The angry mob was right, for the most part. According to precedent set by the Supreme Court many years ago, the government is restrained from most intrusions upon our privacy, with the exception of suspected criminals under the protection of a warrant. Although there appear to be laws that protect our use of the Internet from organizations and individuals that seek to do us harm, we need to be constantly vigilant in order to protect ourselves because no law can save us from our own hazardous tendencies.
The problem was
Historically, there's very little precedence by which one would judge future actions. Never in history have people had access to such an infinite wealth of knowledge and information that is instantly accessible and carried around in everyone's pocket. Back in ancient times, life was different. Money was a physical item that was kept in banks. People's discussions of private matters were done in private locations. Shopping was done in a store. Now, money is virtual concept, private matters take place on virtual, public sites, and shopping is done from six different virtual stores from China, Russia, and Canada. Any and all information that exists can be accessed from the Internet.
The problem is
The amount of information that exchanges hand over the Internet everyday is vast. Incomprehensibly, unmeasurably vast. “Number of stars in the sky” or “Amount of sand at the beach” vast. And although the government has been prohibited from watching cat videos over your shoulder, your privacy isn't ironclad. Individuals that are well-versed in exploiting inexperience with the Internet are more than capable of doing what the NSA has been told to not do anymore. These people, “hackers” if you will, are relatively safe. The same laws that everybody was pointing at back during the privacy scare have created a number of blind spots in which these hackers can take cover.
The solution will be
This piece is not going to claim that there should be some laws put into place that protect us from malicious persons or organizations on the Internet. The government is hopelessly powerless to save you. Even if they had the authority to pursue them, finding and putting an end to illicit activity over the Internet would be like trying to find a needle in a stack of needles. Law cannot save your Christmas photos this time.

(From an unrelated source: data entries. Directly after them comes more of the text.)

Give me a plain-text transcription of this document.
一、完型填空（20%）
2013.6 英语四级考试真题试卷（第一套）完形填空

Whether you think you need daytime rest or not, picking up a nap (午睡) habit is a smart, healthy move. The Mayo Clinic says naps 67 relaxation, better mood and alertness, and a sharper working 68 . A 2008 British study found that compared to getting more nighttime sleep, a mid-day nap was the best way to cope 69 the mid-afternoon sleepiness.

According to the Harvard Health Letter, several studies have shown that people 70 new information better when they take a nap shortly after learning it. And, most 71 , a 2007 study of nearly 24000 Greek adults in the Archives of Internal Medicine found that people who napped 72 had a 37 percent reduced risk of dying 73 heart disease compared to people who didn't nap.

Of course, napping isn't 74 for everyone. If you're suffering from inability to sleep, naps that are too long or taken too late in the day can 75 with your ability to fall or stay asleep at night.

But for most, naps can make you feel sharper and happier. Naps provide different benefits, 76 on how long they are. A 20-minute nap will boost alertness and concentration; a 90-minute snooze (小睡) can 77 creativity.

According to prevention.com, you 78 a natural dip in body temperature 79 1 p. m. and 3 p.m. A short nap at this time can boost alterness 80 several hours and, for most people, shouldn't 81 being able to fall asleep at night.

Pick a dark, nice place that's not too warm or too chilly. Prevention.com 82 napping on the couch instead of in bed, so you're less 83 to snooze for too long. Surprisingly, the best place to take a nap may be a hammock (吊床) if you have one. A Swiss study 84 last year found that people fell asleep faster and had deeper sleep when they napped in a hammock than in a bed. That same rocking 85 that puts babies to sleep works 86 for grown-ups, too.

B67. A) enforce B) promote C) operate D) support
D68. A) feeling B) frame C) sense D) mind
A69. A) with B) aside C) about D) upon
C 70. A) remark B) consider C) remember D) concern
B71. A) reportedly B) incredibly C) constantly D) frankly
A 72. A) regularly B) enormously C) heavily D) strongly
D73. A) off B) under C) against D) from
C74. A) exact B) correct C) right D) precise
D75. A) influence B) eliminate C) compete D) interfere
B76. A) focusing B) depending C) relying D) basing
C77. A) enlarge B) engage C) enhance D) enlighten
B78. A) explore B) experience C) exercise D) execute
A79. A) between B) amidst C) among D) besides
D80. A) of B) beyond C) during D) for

Next, there are companies that claim to be able to create coding that reinforces and protects your computer and your information from phishing, from DDos attacks, and from almost all different types of malicious software. But there's little substance to most of this. The nature of this technology allows it to be infiltrated and manipulated, and there is so little that anyone can do to protect information that you put online.

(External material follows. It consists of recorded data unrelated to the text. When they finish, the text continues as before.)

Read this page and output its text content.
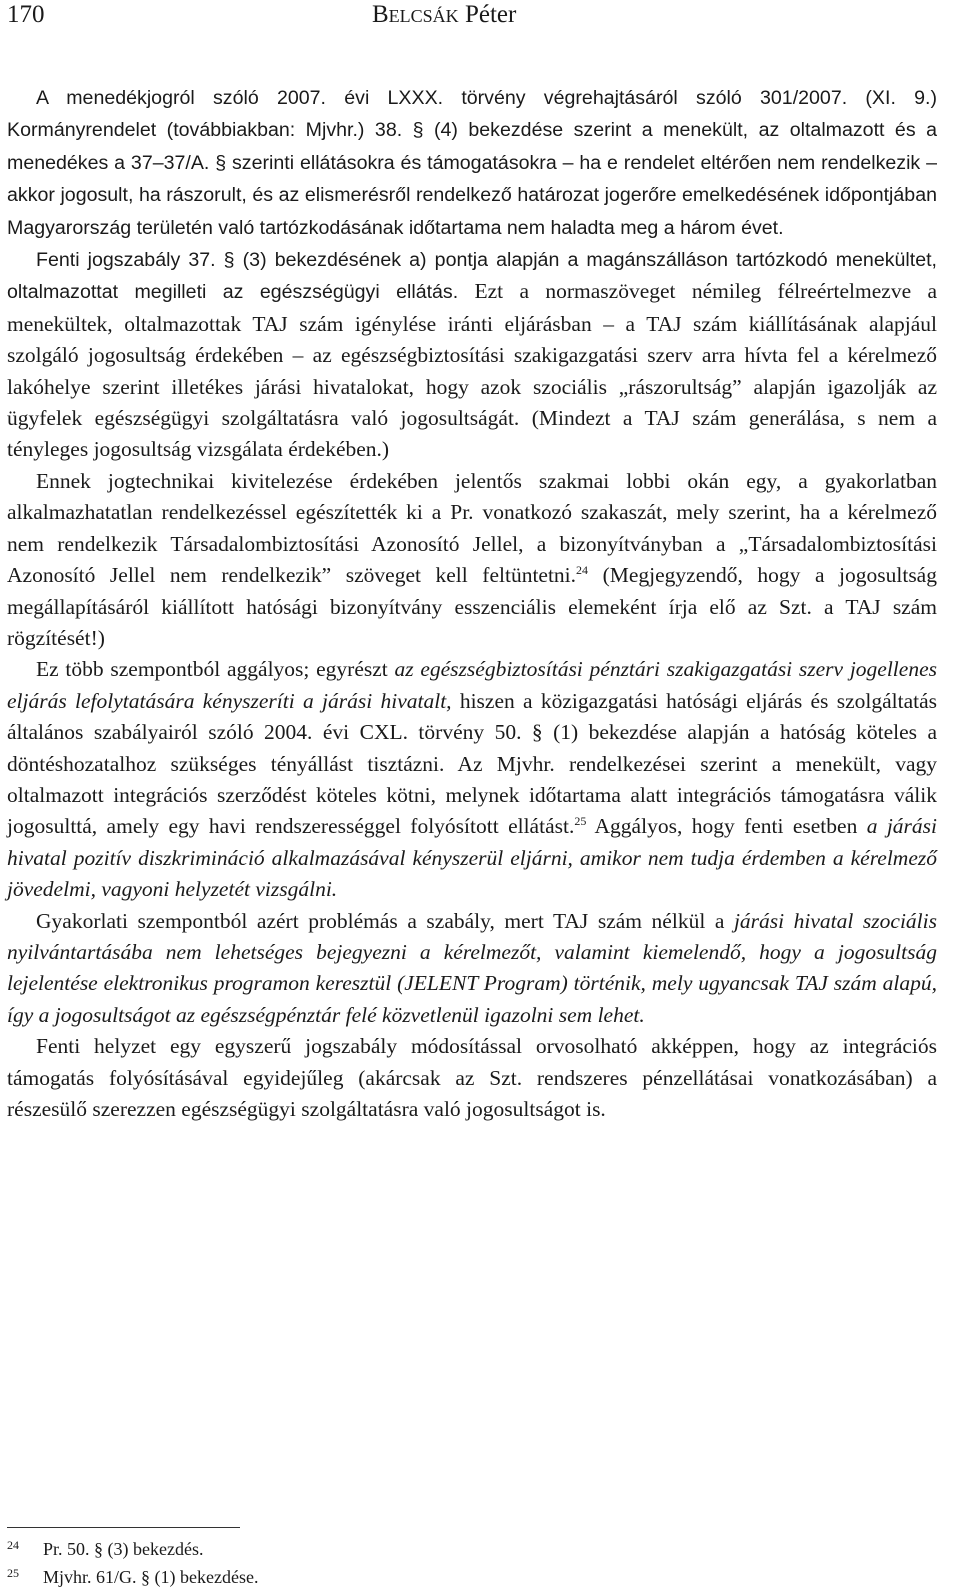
170	Belcsák Péter

A menedékjogról szóló 2007. évi LXXX. törvény végrehajtásáról szóló 301/2007. (XI. 9.) Kormányrendelet (továbbiakban: Mjvhr.) 38. § (4) bekezdése szerint a menekült, az oltalmazott és a menedékes a 37–37/A. § szerinti ellátásokra és támogatásokra – ha e rendelet eltérően nem rendelkezik – akkor jogosult, ha rászorult, és az elismerésről rendelkező határozat jogerőre emelkedésének időpontjában Magyarország területén való tartózkodásának időtartama nem haladta meg a három évet.

Fenti jogszabály 37. § (3) bekezdésének a) pontja alapján a magánszálláson tartózkodó menekültet, oltalmazottat megilleti az egészségügyi ellátás. Ezt a normaszöveget némileg félreértelmezve a menekültek, oltalmazottak TAJ szám igénylése iránti eljárásban – a TAJ szám kiállításának alapjául szolgáló jogosultság érdekében – az egészségbiztosítási szakigazgatási szerv arra hívta fel a kérelmező lakóhelye szerint illetékes járási hivatalokat, hogy azok szociális „rászorultság” alapján igazolják az ügyfelek egészségügyi szolgáltatásra való jogosultságát. (Mindezt a TAJ szám generálása, s nem a tényleges jogosultság vizsgálata érdekében.)

Ennek jogtechnikai kivitelezése érdekében jelentős szakmai lobbi okán egy, a gyakorlatban alkalmazhatatlan rendelkezéssel egészítették ki a Pr. vonatkozó szakaszát, mely szerint, ha a kérelmező nem rendelkezik Társadalombiztosítási Azonosító Jellel, a bizonyítványban a „Társadalombiztosítási Azonosító Jellel nem rendelkezik” szöveget kell feltüntetni.$^{24}$ (Megjegyzendő, hogy a jogosultság megállapításáról kiállított hatósági bizonyítvány esszenciális elemeként írja elő az Szt. a TAJ szám rögzítését!)

Ez több szempontból aggályos; egyrészt az egészségbiztosítási pénztári szakigazgatási szerv jogellenes eljárás lefolytatására kényszeríti a járási hivatalt, hiszen a közigazgatási hatósági eljárás és szolgáltatás általános szabályairól szóló 2004. évi CXL. törvény 50. § (1) bekezdése alapján a hatóság köteles a döntéshozatalhoz szükséges tényállást tisztázni. Az Mjvhr. rendelkezései szerint a menekült, vagy oltalmazott integrációs szerződést köteles kötni, melynek időtartama alatt integrációs támogatásra válik jogosulttá, amely egy havi rendszerességgel folyósított ellátást.$^{25}$ Aggályos, hogy fenti esetben a járási hivatal pozitív diszkrimináció alkalmazásával kényszerül eljárni, amikor nem tudja érdemben a kérelmező jövedelmi, vagyoni helyzetét vizsgálni.

Gyakorlati szempontból azért problémás a szabály, mert TAJ szám nélkül a járási hivatal szociális nyilvántartásába nem lehetséges bejegyezni a kérelmezőt, valamint kiemelendő, hogy a jogosultság lejelentése elektronikus programon keresztül (JELENT Program) történik, mely ugyancsak TAJ szám alapú, így a jogosultságot az egészségpénztár felé közvetlenül igazolni sem lehet.

Fenti helyzet egy egyszerű jogszabály módosítással orvosolható akképpen, hogy az integrációs támogatás folyósításával egyidejűleg (akárcsak az Szt. rendszeres pénzellátásai vonatkozásában) a részesülő szerezzen egészségügyi szolgáltatásra való jogosultságot is.

24 Pr. 50. § (3) bekezdés.
25 Mjvhr. 61/G. § (1) bekezdése.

What I do not want you to take from all of this is that you should create a bunker of solid steel and hide in there for the rest of your life, feeding off of Ritz crackers and EZ cheese. True, it is impossible to stop someone from stealing information that you've posted to the Internet. So, be careful. Don't post stupid stuff to the Internet. People are far too comfortable and too trusting in what they allow others to see about their lives, because they feel like they have control over what is posted. But honestly, once someone posts something to the Internet, they don't own it anymore. Fame is fleeting, but the Internet is forever.